​Improving Your Water Quality

Monday Night Brewing switched from activated carbon to catalytic carbon in their first stage of water treatment a few years back as the Atlanta brewery made steps toward improving their water source for even better beer.

“This allows for better removal of chlorine but also removes chloramine (which many municipalities are switching to for their water treatment),” noted co-founder Joel Inverson. “We also added steps to soften our already soft water even further which then allows for a consistent “blank slate” as we add unique mash salts to each beer.”

Repeated checks help maintain consistency and quality throughout. Those checks start at the source.
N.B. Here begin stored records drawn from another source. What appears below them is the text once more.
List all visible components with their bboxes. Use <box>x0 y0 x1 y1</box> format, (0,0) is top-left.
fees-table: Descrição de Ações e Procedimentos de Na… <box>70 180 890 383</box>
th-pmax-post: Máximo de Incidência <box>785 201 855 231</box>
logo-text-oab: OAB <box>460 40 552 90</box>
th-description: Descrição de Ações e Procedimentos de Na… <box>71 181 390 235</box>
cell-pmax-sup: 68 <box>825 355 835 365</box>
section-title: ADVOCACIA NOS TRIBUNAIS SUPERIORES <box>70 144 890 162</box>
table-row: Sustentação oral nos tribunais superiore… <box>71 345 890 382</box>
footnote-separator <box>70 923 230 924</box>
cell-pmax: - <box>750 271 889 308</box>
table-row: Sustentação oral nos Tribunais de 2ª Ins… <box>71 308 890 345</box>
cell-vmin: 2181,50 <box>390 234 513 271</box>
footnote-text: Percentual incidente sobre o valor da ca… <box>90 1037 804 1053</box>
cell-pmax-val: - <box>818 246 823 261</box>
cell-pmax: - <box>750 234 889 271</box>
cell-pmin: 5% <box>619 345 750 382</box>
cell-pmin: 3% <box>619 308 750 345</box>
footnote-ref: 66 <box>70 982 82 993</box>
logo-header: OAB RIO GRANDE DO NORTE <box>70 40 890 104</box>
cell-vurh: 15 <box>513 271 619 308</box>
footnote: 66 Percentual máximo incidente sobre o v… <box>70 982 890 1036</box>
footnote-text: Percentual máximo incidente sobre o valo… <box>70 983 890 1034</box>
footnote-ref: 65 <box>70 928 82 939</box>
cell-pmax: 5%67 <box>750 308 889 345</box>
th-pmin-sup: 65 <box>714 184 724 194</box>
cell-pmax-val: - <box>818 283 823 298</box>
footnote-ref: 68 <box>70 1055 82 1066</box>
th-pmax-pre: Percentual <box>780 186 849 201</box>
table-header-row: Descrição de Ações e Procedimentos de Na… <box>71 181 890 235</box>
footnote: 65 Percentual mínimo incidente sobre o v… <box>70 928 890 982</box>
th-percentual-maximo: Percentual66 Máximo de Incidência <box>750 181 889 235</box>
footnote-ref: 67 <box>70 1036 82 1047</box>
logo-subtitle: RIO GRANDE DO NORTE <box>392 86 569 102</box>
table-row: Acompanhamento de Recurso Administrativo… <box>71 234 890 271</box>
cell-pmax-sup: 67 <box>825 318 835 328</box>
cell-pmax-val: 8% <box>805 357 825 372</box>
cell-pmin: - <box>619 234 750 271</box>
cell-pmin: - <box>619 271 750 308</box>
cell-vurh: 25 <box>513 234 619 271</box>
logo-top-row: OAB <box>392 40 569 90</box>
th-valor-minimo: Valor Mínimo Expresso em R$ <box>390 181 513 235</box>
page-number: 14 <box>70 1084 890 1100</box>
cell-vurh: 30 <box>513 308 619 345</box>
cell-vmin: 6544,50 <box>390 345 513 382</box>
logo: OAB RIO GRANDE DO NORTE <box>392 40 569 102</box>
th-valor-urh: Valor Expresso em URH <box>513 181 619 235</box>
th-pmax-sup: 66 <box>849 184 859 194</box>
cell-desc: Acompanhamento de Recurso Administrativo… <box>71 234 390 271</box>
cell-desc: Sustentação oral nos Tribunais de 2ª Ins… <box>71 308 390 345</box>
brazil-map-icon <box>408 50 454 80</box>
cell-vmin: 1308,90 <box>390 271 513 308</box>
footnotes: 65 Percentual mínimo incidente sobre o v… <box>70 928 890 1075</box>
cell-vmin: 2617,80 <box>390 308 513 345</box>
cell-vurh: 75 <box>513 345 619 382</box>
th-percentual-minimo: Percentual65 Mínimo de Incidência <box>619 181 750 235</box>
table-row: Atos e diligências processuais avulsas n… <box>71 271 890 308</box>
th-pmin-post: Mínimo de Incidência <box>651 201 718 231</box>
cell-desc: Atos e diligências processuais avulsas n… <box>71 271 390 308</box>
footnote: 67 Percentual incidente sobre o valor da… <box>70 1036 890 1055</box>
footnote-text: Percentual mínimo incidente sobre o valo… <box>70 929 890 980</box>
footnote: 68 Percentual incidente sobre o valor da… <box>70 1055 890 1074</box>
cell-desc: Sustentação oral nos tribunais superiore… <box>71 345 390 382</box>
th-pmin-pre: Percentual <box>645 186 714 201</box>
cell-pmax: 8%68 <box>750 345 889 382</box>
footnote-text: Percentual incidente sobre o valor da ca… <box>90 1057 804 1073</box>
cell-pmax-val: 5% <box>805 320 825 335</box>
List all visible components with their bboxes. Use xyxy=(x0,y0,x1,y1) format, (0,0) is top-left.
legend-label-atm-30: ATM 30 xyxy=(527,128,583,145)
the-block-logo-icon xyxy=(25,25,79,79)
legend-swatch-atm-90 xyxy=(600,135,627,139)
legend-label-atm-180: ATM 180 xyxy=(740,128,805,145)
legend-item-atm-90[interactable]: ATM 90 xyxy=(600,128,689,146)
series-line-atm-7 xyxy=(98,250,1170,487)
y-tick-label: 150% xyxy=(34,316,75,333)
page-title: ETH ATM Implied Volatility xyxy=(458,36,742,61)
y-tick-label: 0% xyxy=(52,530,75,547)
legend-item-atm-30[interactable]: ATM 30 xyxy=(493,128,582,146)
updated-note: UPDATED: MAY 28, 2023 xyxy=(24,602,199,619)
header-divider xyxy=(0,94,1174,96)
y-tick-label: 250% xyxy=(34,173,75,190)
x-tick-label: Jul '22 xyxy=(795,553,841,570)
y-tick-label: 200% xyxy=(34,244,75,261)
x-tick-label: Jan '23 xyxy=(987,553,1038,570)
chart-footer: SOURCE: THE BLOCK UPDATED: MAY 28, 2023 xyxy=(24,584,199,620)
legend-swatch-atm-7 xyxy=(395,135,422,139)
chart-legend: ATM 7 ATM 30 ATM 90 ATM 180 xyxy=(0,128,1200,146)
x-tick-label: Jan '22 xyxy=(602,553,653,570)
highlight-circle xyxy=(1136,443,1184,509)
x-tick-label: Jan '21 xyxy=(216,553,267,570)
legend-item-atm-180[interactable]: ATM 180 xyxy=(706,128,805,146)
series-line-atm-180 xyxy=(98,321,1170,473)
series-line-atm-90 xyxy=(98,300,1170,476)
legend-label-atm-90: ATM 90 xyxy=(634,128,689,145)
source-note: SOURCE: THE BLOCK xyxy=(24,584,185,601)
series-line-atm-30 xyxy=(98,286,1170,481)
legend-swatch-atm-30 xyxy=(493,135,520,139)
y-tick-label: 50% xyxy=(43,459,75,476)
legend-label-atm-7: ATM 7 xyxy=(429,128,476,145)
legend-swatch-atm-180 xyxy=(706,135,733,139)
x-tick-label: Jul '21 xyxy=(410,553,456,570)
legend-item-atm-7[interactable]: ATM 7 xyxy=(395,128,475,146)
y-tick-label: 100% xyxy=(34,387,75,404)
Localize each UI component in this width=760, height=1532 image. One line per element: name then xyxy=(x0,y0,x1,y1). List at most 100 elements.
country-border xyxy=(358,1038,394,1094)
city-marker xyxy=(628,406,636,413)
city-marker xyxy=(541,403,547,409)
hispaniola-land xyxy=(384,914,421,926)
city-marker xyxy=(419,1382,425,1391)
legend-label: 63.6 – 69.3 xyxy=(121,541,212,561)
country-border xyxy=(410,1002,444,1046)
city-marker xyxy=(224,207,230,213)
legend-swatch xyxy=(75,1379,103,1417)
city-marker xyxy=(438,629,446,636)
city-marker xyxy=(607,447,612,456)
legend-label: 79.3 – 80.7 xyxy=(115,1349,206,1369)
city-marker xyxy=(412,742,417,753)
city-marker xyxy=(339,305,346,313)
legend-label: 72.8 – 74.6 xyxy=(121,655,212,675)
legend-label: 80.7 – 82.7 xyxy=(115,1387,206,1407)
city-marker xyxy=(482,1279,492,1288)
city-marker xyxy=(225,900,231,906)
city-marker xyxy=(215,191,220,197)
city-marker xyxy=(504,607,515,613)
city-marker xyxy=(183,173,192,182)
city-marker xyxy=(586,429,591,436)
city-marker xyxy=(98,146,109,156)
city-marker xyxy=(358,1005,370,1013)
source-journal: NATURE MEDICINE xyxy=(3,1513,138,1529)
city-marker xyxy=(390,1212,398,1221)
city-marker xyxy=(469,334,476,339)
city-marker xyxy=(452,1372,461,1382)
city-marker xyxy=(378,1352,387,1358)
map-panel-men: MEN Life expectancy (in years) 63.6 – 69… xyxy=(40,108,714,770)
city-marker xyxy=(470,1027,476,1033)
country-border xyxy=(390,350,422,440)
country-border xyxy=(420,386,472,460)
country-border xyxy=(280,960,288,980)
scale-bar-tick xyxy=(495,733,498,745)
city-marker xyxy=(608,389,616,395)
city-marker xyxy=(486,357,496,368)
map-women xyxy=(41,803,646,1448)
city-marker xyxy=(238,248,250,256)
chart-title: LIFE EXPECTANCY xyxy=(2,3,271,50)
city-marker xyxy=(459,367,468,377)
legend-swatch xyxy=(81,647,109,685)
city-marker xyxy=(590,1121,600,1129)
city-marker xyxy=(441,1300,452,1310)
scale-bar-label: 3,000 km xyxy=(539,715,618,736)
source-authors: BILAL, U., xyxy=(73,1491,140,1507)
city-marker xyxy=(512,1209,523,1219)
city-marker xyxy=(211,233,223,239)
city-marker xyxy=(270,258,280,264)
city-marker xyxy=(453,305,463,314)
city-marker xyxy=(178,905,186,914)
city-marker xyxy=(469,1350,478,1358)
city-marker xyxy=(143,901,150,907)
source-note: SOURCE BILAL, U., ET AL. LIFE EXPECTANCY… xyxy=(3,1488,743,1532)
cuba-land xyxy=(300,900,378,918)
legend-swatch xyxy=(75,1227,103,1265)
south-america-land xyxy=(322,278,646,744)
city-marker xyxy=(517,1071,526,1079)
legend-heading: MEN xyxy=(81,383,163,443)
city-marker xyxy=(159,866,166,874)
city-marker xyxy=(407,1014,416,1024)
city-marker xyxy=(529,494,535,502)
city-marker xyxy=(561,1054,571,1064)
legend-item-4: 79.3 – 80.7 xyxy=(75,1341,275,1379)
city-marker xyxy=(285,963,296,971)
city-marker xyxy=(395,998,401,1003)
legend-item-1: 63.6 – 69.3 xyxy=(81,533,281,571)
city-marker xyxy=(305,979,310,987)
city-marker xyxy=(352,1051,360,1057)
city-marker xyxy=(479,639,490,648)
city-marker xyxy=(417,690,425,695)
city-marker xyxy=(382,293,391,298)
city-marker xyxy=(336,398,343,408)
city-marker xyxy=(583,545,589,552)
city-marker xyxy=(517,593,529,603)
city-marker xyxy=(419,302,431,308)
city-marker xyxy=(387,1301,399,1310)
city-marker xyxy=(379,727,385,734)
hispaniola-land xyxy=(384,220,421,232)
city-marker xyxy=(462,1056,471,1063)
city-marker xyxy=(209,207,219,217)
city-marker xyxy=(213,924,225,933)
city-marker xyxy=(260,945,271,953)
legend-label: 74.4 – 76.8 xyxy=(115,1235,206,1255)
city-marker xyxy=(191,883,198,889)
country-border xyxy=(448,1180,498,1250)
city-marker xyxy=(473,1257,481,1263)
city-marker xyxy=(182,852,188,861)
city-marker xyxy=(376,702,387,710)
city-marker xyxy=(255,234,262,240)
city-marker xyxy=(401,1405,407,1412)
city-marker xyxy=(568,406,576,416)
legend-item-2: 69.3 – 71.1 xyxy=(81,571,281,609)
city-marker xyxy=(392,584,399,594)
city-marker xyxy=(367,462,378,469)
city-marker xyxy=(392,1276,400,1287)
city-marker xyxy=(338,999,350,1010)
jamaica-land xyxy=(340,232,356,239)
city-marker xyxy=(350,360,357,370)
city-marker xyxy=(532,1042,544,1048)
One of the big misconceptions is that water coming from local municipalities is always consistent.

John Stewart, the Director of Brewing Operations for Perrin Brewing, started looking at water sources in Southwest Michigan even before he was working with Perrin, which uses an RO filter to have a clean base of water.

“We started to see how much the water could fluctuate coming in because they’re not really as concerned with making good brewing water as is making safe drinking water,” Stewart said. “When we started looking at it, we noticed when the lake would flip over they (the city) would have all the organic bloom that would happen in the summertime and they would have to treat the water differently. We would start to see some discrepancies coming in and some actual pretty big swings.”

​Iverson said that thankfully ​the city ​of Atlanta’s water is high quality, plentiful, and consistent.

​”​Most of our tests validate basic things like alkalinity, chlorides, and hardness​,” he said. ​”Then we use those number to validate our water treatments, and then water adjustments.​”

The biggest thing is the removal of chlorine, Stewart said, and putting in a carbon filter in is key.

“A lot of breweries when they start off and they’re smaller you can flash chlorine off in a hot liquor tank and if it’s setting overnight and it’s getting warm they might not run into issues,” he explained. “From what I’ve seen as breweries start off, they don’t run into issues. But then as the production ramps up they’re selling more beer, they get busier then they start to fill their hot liquor tanks up and they’re not giving it that contact time where they were naturally flashing off chlorine and suddenly they’re putting chlorinated water into their product.

“I’ll talk to a guy saying ‘Man it’s like something changed. I don’t know what’s going on with my beer.’ What they’re doing is they’re changing their brewing process because they’ve gotten faster and they’re basically putting chlorinated water into the product where as before if you fill the hot liquor take up the night before you let that chlorine flash off it wasn’t an issue. Now if they do three or four brews in a single day, they’re not giving it that time. They really need to install a carbon filter to remove that chlorine. When you mix chlorine with dark malts, you get those chloro polyphenols and you start to get Band Aid, plastic and electrical tape and all sorts of off flavors that can be formed from it.

“So to me, at a bare minimum, I always tell people you’ve got to do something to make sure that the chlorine is being removed.”

Even for breweries that don’t have an advanced lab to track some parts water testing, municipal water facilities are a great place to reach out to for information, Stewart said.

“Another place I always tell people is to talk to their chemical vendors,” he added. “Those vendors will actually do free testing — it’s part of a service for them. So if you’re buying either the chlorine testing material or if it’s just cleaning chemicals, a lot of these chemical companies have the lab in place and it’s just as part of the customer/supplier relationship they’ll do water testing.”